Remember that there are three levels of pain sensors going in both directions? If our brains responded to all of the pain sensors signals at all three levels imagine how much information that would be. A key piece to a healthy pain response is for our brain to recognize which signals are important to acknowledge and which ones we should ignore. Or, which signals are telling us that there is actual tissue damage occurring, and which ones are simply saying, this surface is lukewarm.
In people with persistent or chronic pain, their pain response system at one of those three levels has lost the ability to send accurate signals or ignore signals all together. In other words, the communication lines are crossed and even though there is no tissue damage occurring that person is feeling very real pain. Psychotherapy, relaxation techniques, and rehabilitation (physical therapy or occupational therapy) to down-train the hypersensitivity of the pain sensors are all ways the muddled pain system can be addressed without drugs at the brain level and are often rather effective since the brain is the control center of the pain itself.
Drug management of chronic pain is complicated and controversial. NSAIDs (i.e. ibuprofen), aspirin and acetaminophen (i.e. Tylenol) have mixed effects for treating chronic pain depending on pain location. Long-term use of NSAIDs can cause issues in your stomach and intestines. Opiates and opioids (most commonly morphine) has been the standard drug prescribed. This drug class acts at all three levels of pain sensors. The catch is three fold: you develop a dependency, require higher and higher doses, and suffer side effects as a result. Long-term use studies (>6 months) show that opiates lose their effectiveness over time so it is not recommended to take them long term.
More promising are drugs that address the pain at the control center itself: your brain. These drugs include:
1. Anticonvulsants (i.e. gabapentin and carbamazepine)
2. Antidepressants (which low doses address both depression as well as diminish the pain signals being sent)
3. Tramadol (acts similarly to anticonvulsants and antidepressants but can cause many of the same side effects as opiates).

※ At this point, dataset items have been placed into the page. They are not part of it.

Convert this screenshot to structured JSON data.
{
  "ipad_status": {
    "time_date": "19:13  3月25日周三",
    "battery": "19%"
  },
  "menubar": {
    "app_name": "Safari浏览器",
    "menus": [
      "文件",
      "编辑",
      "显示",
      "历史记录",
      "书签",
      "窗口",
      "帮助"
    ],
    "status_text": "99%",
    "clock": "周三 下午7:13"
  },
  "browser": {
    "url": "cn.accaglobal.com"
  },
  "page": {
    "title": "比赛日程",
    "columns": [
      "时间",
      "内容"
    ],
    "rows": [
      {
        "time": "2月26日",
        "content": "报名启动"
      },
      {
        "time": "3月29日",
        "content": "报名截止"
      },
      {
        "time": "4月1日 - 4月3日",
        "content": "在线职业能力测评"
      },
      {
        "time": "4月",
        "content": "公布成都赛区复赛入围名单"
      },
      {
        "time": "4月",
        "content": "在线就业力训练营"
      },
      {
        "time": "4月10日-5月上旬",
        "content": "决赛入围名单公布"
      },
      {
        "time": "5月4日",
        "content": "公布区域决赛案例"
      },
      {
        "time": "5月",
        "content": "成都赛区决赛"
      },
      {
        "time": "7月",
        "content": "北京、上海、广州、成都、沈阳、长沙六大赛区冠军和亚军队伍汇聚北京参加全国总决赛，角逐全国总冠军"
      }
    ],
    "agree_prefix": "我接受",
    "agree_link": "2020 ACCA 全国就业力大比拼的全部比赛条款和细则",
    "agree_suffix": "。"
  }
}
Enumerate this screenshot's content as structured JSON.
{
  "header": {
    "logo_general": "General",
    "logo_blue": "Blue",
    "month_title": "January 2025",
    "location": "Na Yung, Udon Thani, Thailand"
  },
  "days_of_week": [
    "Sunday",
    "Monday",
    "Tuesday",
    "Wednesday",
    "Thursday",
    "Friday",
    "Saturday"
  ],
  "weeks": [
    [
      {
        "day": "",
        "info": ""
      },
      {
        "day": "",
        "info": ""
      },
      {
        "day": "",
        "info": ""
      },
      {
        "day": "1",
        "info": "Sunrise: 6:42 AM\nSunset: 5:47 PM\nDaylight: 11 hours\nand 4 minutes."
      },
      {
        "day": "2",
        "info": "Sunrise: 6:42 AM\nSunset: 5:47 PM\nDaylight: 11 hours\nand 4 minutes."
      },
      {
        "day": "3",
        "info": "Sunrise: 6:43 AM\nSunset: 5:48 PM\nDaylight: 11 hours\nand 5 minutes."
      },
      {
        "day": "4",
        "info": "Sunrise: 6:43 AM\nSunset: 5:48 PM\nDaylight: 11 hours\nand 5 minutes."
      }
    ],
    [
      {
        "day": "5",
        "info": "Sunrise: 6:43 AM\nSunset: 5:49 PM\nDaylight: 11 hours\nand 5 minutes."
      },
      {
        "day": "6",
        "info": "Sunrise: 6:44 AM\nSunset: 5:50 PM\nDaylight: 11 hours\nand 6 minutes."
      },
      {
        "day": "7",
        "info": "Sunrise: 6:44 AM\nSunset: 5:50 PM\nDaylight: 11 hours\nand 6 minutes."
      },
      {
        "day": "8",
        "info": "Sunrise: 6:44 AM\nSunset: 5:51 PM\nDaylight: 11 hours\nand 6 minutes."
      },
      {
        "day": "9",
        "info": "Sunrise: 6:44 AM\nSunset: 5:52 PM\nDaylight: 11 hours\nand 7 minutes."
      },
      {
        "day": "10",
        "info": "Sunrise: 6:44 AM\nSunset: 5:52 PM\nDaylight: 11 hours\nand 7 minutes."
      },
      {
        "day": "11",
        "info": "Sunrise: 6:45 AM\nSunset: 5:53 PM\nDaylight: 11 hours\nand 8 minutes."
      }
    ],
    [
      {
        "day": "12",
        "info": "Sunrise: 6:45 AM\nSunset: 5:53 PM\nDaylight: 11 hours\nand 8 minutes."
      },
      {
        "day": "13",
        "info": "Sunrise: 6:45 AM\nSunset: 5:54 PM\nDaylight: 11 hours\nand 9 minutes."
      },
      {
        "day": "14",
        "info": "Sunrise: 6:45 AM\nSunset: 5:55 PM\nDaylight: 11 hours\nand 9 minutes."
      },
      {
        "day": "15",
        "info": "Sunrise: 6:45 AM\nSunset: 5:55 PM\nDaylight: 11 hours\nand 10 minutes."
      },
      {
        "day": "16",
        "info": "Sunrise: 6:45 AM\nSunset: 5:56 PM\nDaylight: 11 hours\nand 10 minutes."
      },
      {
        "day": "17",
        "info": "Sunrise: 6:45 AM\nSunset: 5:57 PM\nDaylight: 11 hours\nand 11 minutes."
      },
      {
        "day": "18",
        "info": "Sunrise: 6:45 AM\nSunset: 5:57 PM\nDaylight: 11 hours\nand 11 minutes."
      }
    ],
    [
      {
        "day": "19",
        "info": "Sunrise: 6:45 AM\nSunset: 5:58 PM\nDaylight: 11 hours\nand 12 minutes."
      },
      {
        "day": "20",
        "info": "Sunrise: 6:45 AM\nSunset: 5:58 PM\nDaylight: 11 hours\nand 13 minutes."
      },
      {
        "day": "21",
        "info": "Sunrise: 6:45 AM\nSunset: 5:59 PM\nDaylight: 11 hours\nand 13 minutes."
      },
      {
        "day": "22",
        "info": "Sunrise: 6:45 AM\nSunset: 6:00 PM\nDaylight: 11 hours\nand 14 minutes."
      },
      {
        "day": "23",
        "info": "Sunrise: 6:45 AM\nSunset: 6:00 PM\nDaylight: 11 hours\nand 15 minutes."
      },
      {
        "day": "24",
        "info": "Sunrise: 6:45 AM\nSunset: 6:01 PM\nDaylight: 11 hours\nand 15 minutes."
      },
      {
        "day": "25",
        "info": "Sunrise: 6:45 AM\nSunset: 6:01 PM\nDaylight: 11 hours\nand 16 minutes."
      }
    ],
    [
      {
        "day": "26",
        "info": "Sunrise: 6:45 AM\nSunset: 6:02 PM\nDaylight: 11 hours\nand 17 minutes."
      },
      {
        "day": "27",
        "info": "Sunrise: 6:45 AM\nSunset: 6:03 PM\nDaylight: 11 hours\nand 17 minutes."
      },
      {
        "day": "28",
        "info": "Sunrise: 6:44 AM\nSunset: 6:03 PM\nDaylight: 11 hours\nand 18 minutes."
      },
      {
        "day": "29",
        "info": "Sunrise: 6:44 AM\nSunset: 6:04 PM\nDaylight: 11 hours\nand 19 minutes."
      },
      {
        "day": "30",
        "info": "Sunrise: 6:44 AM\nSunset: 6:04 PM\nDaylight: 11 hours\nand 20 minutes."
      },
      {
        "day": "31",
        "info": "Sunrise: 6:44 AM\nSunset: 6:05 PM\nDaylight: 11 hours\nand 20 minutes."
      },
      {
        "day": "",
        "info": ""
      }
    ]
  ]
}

4. Muscle relaxants (i.e. cyclobenzaprine, tizanidine, both which do not have evidence to support the effectiveness of long term use)
More location specific treatments include creams or patches placed on your skin at the pain location such as lidocaine or NSAID patches.
Moderate evidence exists for non-invasive treatment strategies, which include transcutaneous electrical nerve stimulation (TENS) (this confuses your pain sensors and decreases pain by wearing sticky pads with mild current flowing to your skin), hot or cold packs, and acupuncture. Spinal injections or nerve blocks are yet another way to help to manage pain but have mixed results as well.
However, no matter what drug options are used, it should be noted that the most effective way to treat persistent pain is in utilizing multiple approaches and calling on a team of health care providers to help to restore a person’s overall function.